Modern ulus devlet döneminden itibaren başka bir iskan politikasıyla karşı karşıya olduğunu belirten Dinç, "Bazı akademisyen 'yeni iskan' diyorlar. Paradigma değişikliği var. Farklılıkların bir arada yaşaması tercih edilmiyor. Ulusal vatan, ulusal toprak olarak ifade ettikleri bir şey var. Ulusun ve mekanın üretilmesi dediğimiz durumla karşı karşıyayız" diye konuştu. Yeniden İskan'ın, "kontrol edilemez olduğuna inanılanların hakim olunan bir bölgeden uzaklaştırılması onun yerine kontrol edilebilen bir ulusun tercih edilmesi olarak" akademisyenler tarafından tanımlandığını aktaran Dinç, "Kurulan ulus devletlerinin hepsinin yaptığı şeydir, mübadele anlaşması. Ama sorun sadece Osmanlı ile Yunanistan, Bulgaristan arasında değildir. Bu süreci 19. yüzyıl başına kadar götürebiliyoruz. Osmanlı-Rus savaşları 19. yüzyıla kadar devam eder, Ruslar'ın koşulları şudur, 'siz bize Ermenileri verin biz size Müslümanları'" diye konuştu.

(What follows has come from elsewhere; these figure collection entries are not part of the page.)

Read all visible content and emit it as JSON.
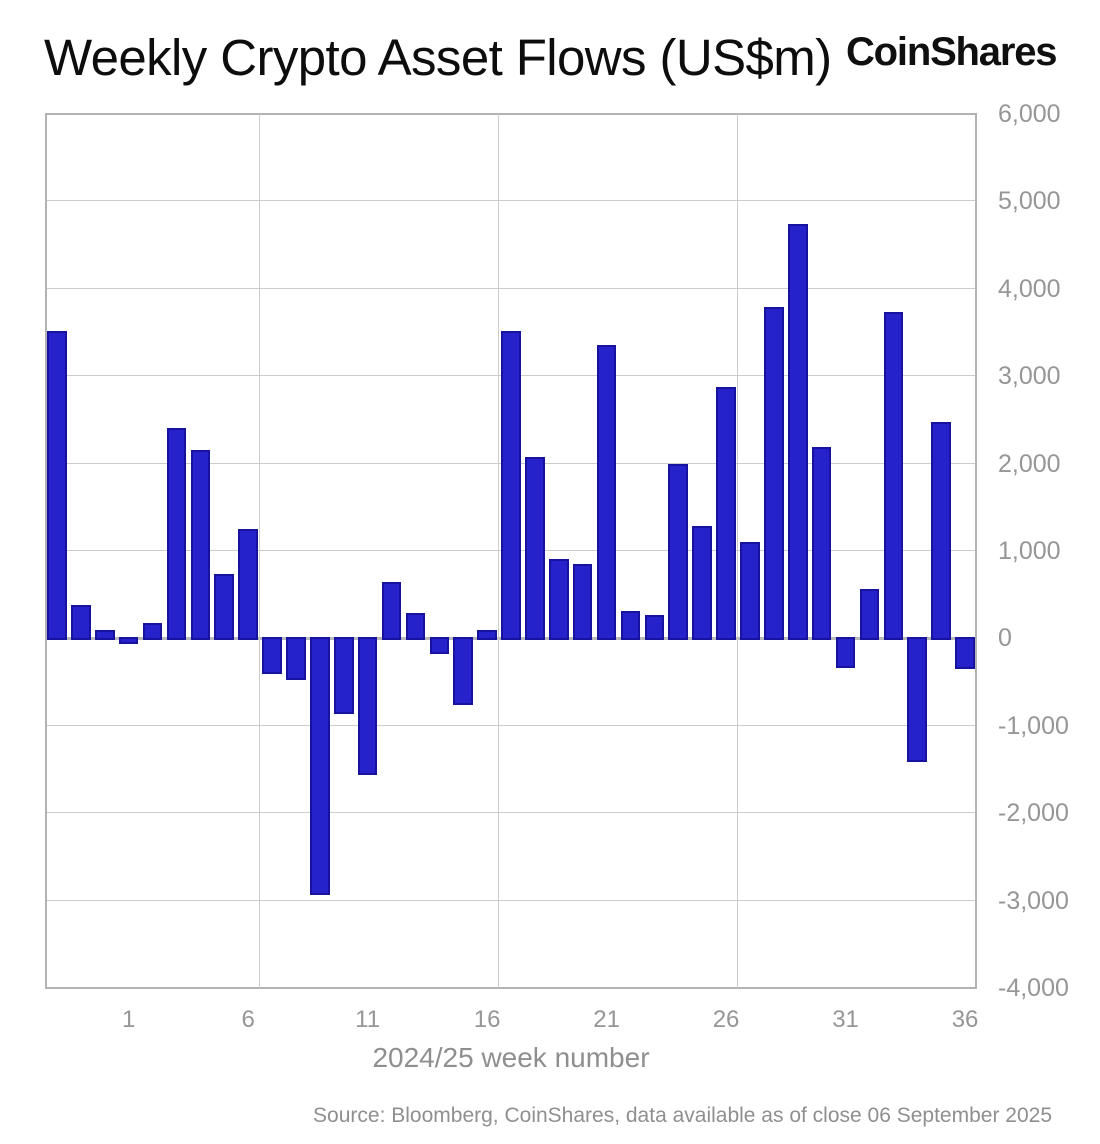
{
  "header": {
    "title": "Weekly Crypto Asset Flows (US$m)",
    "logo": "CoinShares"
  },
  "footer": {
    "source": "Source: Bloomberg, CoinShares, data available as of close 06 September 2025"
  },
  "chart_data": {
    "type": "bar",
    "title": "Weekly Crypto Asset Flows (US$m)",
    "xlabel": "2024/25 week number",
    "ylabel": "",
    "x": [
      -2,
      -1,
      0,
      1,
      2,
      3,
      4,
      5,
      6,
      7,
      8,
      9,
      10,
      11,
      12,
      13,
      14,
      15,
      16,
      17,
      18,
      19,
      20,
      21,
      22,
      23,
      24,
      25,
      26,
      27,
      28,
      29,
      30,
      31,
      32,
      33,
      34,
      35,
      36
    ],
    "values": [
      3520,
      380,
      100,
      -60,
      180,
      2410,
      2150,
      740,
      1250,
      -410,
      -480,
      -2940,
      -870,
      -1560,
      650,
      290,
      -180,
      -760,
      100,
      3520,
      2070,
      910,
      850,
      3360,
      310,
      270,
      1990,
      1290,
      2880,
      1100,
      3790,
      4740,
      2190,
      -340,
      570,
      3740,
      -1420,
      2480,
      -350
    ],
    "ylim": [
      -4000,
      6000
    ],
    "y_tick_step": 1000,
    "y_tick_labels": [
      "6,000",
      "5,000",
      "4,000",
      "3,000",
      "2,000",
      "1,000",
      "0",
      "-1,000",
      "-2,000",
      "-3,000",
      "-4,000"
    ],
    "x_tick_indices": [
      3,
      8,
      13,
      18,
      23,
      28,
      33,
      38
    ],
    "x_tick_labels": [
      "1",
      "6",
      "11",
      "16",
      "21",
      "26",
      "31",
      "36"
    ],
    "vertical_gridline_boundaries": [
      9,
      19,
      29
    ],
    "grid": true,
    "legend": "none",
    "bar_color": "#2521cb",
    "bar_border_color": "#17139e",
    "gridline_color": "#cccccc",
    "axis_color": "#b2b2b2",
    "tick_label_color": "#969696",
    "title_color": "#0d0d0d"
  }
}
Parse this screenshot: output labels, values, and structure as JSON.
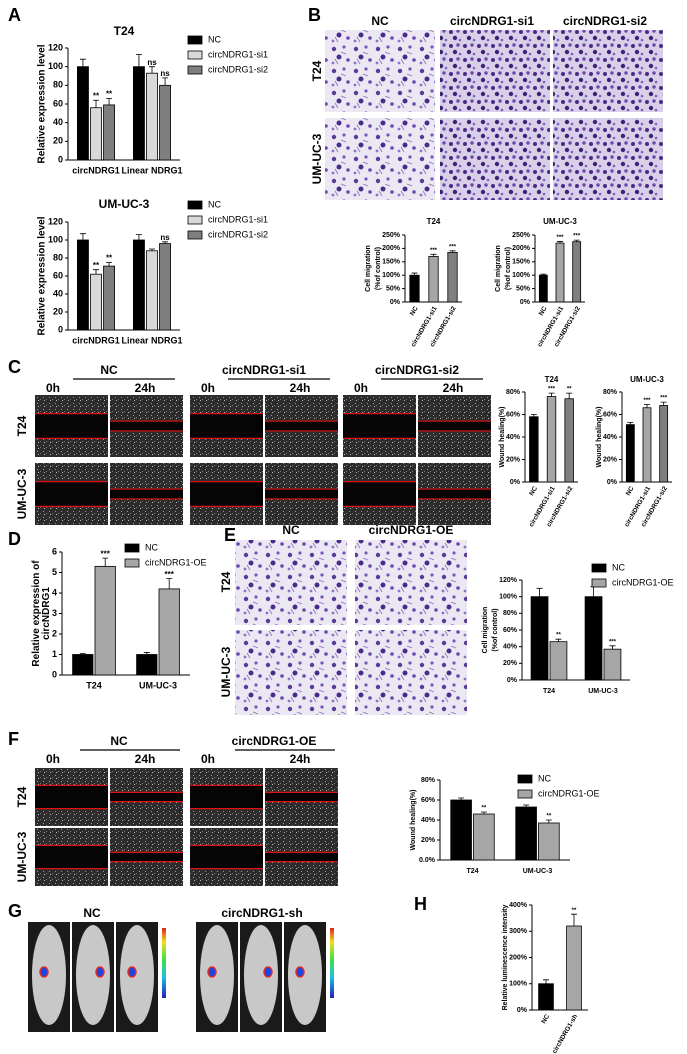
{
  "figure": {
    "panel_labels": [
      "A",
      "B",
      "C",
      "D",
      "E",
      "F",
      "G",
      "H"
    ],
    "conditions_si": [
      "NC",
      "circNDRG1-si1",
      "circNDRG1-si2"
    ],
    "conditions_oe": [
      "NC",
      "circNDRG1-OE"
    ],
    "conditions_sh": [
      "NC",
      "circNDRG1-sh"
    ],
    "cell_lines": [
      "T24",
      "UM-UC-3"
    ],
    "times": [
      "0h",
      "24h"
    ]
  },
  "chart_data": [
    {
      "type": "bar",
      "title": "T24",
      "ylabel": [
        "Relative expression level"
      ],
      "categories": [
        "circNDRG1",
        "Linear NDRG1"
      ],
      "ylim": [
        0,
        120
      ],
      "yticks": [
        0,
        20,
        40,
        60,
        80,
        100,
        120
      ],
      "series": [
        {
          "name": "NC",
          "color": "#000000",
          "values": [
            100,
            100
          ],
          "errors": [
            8,
            13
          ],
          "significance": [
            null,
            null
          ]
        },
        {
          "name": "circNDRG1-si1",
          "color": "#d9d9d9",
          "values": [
            56,
            93
          ],
          "errors": [
            8,
            7
          ],
          "significance": [
            "**",
            "ns"
          ]
        },
        {
          "name": "circNDRG1-si2",
          "color": "#7f7f7f",
          "values": [
            59,
            80
          ],
          "errors": [
            7,
            8
          ],
          "significance": [
            "**",
            "ns"
          ]
        }
      ]
    },
    {
      "type": "bar",
      "title": "UM-UC-3",
      "ylabel": [
        "Relative expression level"
      ],
      "categories": [
        "circNDRG1",
        "Linear NDRG1"
      ],
      "ylim": [
        0,
        120
      ],
      "yticks": [
        0,
        20,
        40,
        60,
        80,
        100,
        120
      ],
      "series": [
        {
          "name": "NC",
          "color": "#000000",
          "values": [
            100,
            100
          ],
          "errors": [
            7,
            6
          ],
          "significance": [
            null,
            null
          ]
        },
        {
          "name": "circNDRG1-si1",
          "color": "#d9d9d9",
          "values": [
            62,
            88
          ],
          "errors": [
            5,
            2
          ],
          "significance": [
            "**",
            null
          ]
        },
        {
          "name": "circNDRG1-si2",
          "color": "#7f7f7f",
          "values": [
            71,
            96
          ],
          "errors": [
            4,
            2
          ],
          "significance": [
            "**",
            "ns"
          ]
        }
      ]
    },
    {
      "type": "bar",
      "title": "T24",
      "ylabel": [
        "Cell migration",
        "(%of control)"
      ],
      "categories": [
        "NC",
        "circNDRG1-si1",
        "circNDRG1-si2"
      ],
      "ylim": [
        0,
        250
      ],
      "yticks": [
        {
          "value": 0,
          "label": "0%"
        },
        {
          "value": 50,
          "label": "50%"
        },
        {
          "value": 100,
          "label": "100%"
        },
        {
          "value": 150,
          "label": "150%"
        },
        {
          "value": 200,
          "label": "200%"
        },
        {
          "value": 250,
          "label": "250%"
        }
      ],
      "series": [
        {
          "colors": [
            "#000000",
            "#a6a6a6",
            "#7f7f7f"
          ],
          "values": [
            100,
            170,
            185
          ],
          "errors": [
            8,
            8,
            6
          ],
          "significance": [
            null,
            "***",
            "***"
          ]
        }
      ]
    },
    {
      "type": "bar",
      "title": "UM-UC-3",
      "ylabel": [
        "Cell migration",
        "(%of control)"
      ],
      "categories": [
        "NC",
        "circNDRG1-si1",
        "circNDRG1-si2"
      ],
      "ylim": [
        0,
        250
      ],
      "yticks": [
        {
          "value": 0,
          "label": "0%"
        },
        {
          "value": 50,
          "label": "50%"
        },
        {
          "value": 100,
          "label": "100%"
        },
        {
          "value": 150,
          "label": "150%"
        },
        {
          "value": 200,
          "label": "200%"
        },
        {
          "value": 250,
          "label": "250%"
        }
      ],
      "series": [
        {
          "colors": [
            "#000000",
            "#a6a6a6",
            "#7f7f7f"
          ],
          "values": [
            100,
            220,
            225
          ],
          "errors": [
            4,
            6,
            6
          ],
          "significance": [
            null,
            "***",
            "***"
          ]
        }
      ]
    },
    {
      "type": "bar",
      "title": "T24",
      "ylabel": [
        "Wound healing(%)"
      ],
      "categories": [
        "NC",
        "circNDRG1-si1",
        "circNDRG1-si2"
      ],
      "ylim": [
        0,
        80
      ],
      "yticks": [
        {
          "value": 0,
          "label": "0%"
        },
        {
          "value": 20,
          "label": "20%"
        },
        {
          "value": 40,
          "label": "40%"
        },
        {
          "value": 60,
          "label": "60%"
        },
        {
          "value": 80,
          "label": "80%"
        }
      ],
      "series": [
        {
          "colors": [
            "#000000",
            "#a6a6a6",
            "#7f7f7f"
          ],
          "values": [
            58,
            76,
            74
          ],
          "errors": [
            2,
            3,
            5
          ],
          "significance": [
            null,
            "***",
            "**"
          ]
        }
      ]
    },
    {
      "type": "bar",
      "title": "UM-UC-3",
      "ylabel": [
        "Wound healing(%)"
      ],
      "categories": [
        "NC",
        "circNDRG1-si1",
        "circNDRG1-si2"
      ],
      "ylim": [
        0,
        80
      ],
      "yticks": [
        {
          "value": 0,
          "label": "0%"
        },
        {
          "value": 20,
          "label": "20%"
        },
        {
          "value": 40,
          "label": "40%"
        },
        {
          "value": 60,
          "label": "60%"
        },
        {
          "value": 80,
          "label": "80%"
        }
      ],
      "series": [
        {
          "colors": [
            "#000000",
            "#a6a6a6",
            "#7f7f7f"
          ],
          "values": [
            51,
            66,
            68
          ],
          "errors": [
            2,
            3,
            3
          ],
          "significance": [
            null,
            "***",
            "***"
          ]
        }
      ]
    },
    {
      "type": "bar",
      "ylabel": [
        "Relative expression of",
        "circNDRG1"
      ],
      "categories": [
        "T24",
        "UM-UC-3"
      ],
      "ylim": [
        0,
        6
      ],
      "yticks": [
        0,
        1,
        2,
        3,
        4,
        5,
        6
      ],
      "series": [
        {
          "name": "NC",
          "color": "#000000",
          "values": [
            1,
            1
          ],
          "errors": [
            0.05,
            0.1
          ],
          "significance": [
            null,
            null
          ]
        },
        {
          "name": "circNDRG1-OE",
          "color": "#a6a6a6",
          "values": [
            5.3,
            4.2
          ],
          "errors": [
            0.4,
            0.5
          ],
          "significance": [
            "***",
            "***"
          ]
        }
      ]
    },
    {
      "type": "bar",
      "ylabel": [
        "Cell migration",
        "(%of control)"
      ],
      "categories": [
        "T24",
        "UM-UC-3"
      ],
      "ylim": [
        0,
        120
      ],
      "yticks": [
        {
          "value": 0,
          "label": "0%"
        },
        {
          "value": 20,
          "label": "20%"
        },
        {
          "value": 40,
          "label": "40%"
        },
        {
          "value": 60,
          "label": "60%"
        },
        {
          "value": 80,
          "label": "80%"
        },
        {
          "value": 100,
          "label": "100%"
        },
        {
          "value": 120,
          "label": "120%"
        }
      ],
      "series": [
        {
          "name": "NC",
          "color": "#000000",
          "values": [
            100,
            100
          ],
          "errors": [
            10,
            12
          ],
          "significance": [
            null,
            null
          ]
        },
        {
          "name": "circNDRG1-OE",
          "color": "#a6a6a6",
          "values": [
            46,
            37
          ],
          "errors": [
            3,
            4
          ],
          "significance": [
            "**",
            "***"
          ]
        }
      ]
    },
    {
      "type": "bar",
      "ylabel": [
        "Wound healing(%)"
      ],
      "categories": [
        "T24",
        "UM-UC-3"
      ],
      "ylim": [
        0,
        80
      ],
      "yticks": [
        {
          "value": 0,
          "label": "0.0%"
        },
        {
          "value": 20,
          "label": "20%"
        },
        {
          "value": 40,
          "label": "40%"
        },
        {
          "value": 60,
          "label": "60%"
        },
        {
          "value": 80,
          "label": "80%"
        }
      ],
      "series": [
        {
          "name": "NC",
          "color": "#000000",
          "values": [
            60,
            53
          ],
          "errors": [
            2,
            2
          ],
          "significance": [
            null,
            null
          ]
        },
        {
          "name": "circNDRG1-OE",
          "color": "#a6a6a6",
          "values": [
            46,
            37
          ],
          "errors": [
            2,
            3
          ],
          "significance": [
            "**",
            "**"
          ]
        }
      ]
    },
    {
      "type": "bar",
      "ylabel": [
        "Relative luminescence intensity"
      ],
      "categories": [
        "NC",
        "circNDRG1-sh"
      ],
      "ylim": [
        0,
        400
      ],
      "yticks": [
        {
          "value": 0,
          "label": "0%"
        },
        {
          "value": 100,
          "label": "100%"
        },
        {
          "value": 200,
          "label": "200%"
        },
        {
          "value": 300,
          "label": "300%"
        },
        {
          "value": 400,
          "label": "400%"
        }
      ],
      "series": [
        {
          "colors": [
            "#000000",
            "#a6a6a6"
          ],
          "values": [
            100,
            320
          ],
          "errors": [
            15,
            45
          ],
          "significance": [
            null,
            "**"
          ]
        }
      ]
    }
  ]
}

Dinç, modern devletlerin Yeniden İskan'la iki amacı olduğunu belirtti ve devam etti: "Birincisi çerçevesini çizdikleri Ulasal, kültürel, siyasi kimlik içine giren bir nüfus. İkincisi insan yapısıyla birlikte mekanı değiştirerek yeni bir mekan yeni bir vatan algısı oluşturmak. Biz buna 'mekanın üretimi' diyoruz. İstenmeyen bütün farklılıklar seyreltilecek, azaltılacak bunun için gerekirse etnik temizlik, katliam, tehcir her şey uygulanacak" diyen Dinç, "Cumhuriyet bunun üzerine kurulmuştu. 1916'da pek bilinmez Kürt tehciri vardır. Rus işgaliyle birlikte 1 milyona yakın Kürt, Elazığ-Diyarbakır hattına kaçarak geliyorlar. Bir talimatname var, 'Türkleri geride bırakın, göç edeceklerse geri dönsünler ama Kürtler Batı'ya göçertilecek, nüfus dağıtılacak, ileri gelenler gözetim altında tutulacak, zaman içinde kültürlerinden uzaklaştırılması sağlanacak'. Mülteci Talimatnamesi diye geçiyor ismi ama Kürtleri anlatıyor" dedi.

Oturum, soru-cevapların ardından sona erdi.

Sempozyumun ikinci oturumu öğle yemeğinin ardından, "Türkiye'de vatandaşlık hukuku ve göçmenlik", "Göçmen ve mültecilerin adalete erişimi" başlıklarıyla devam edecek.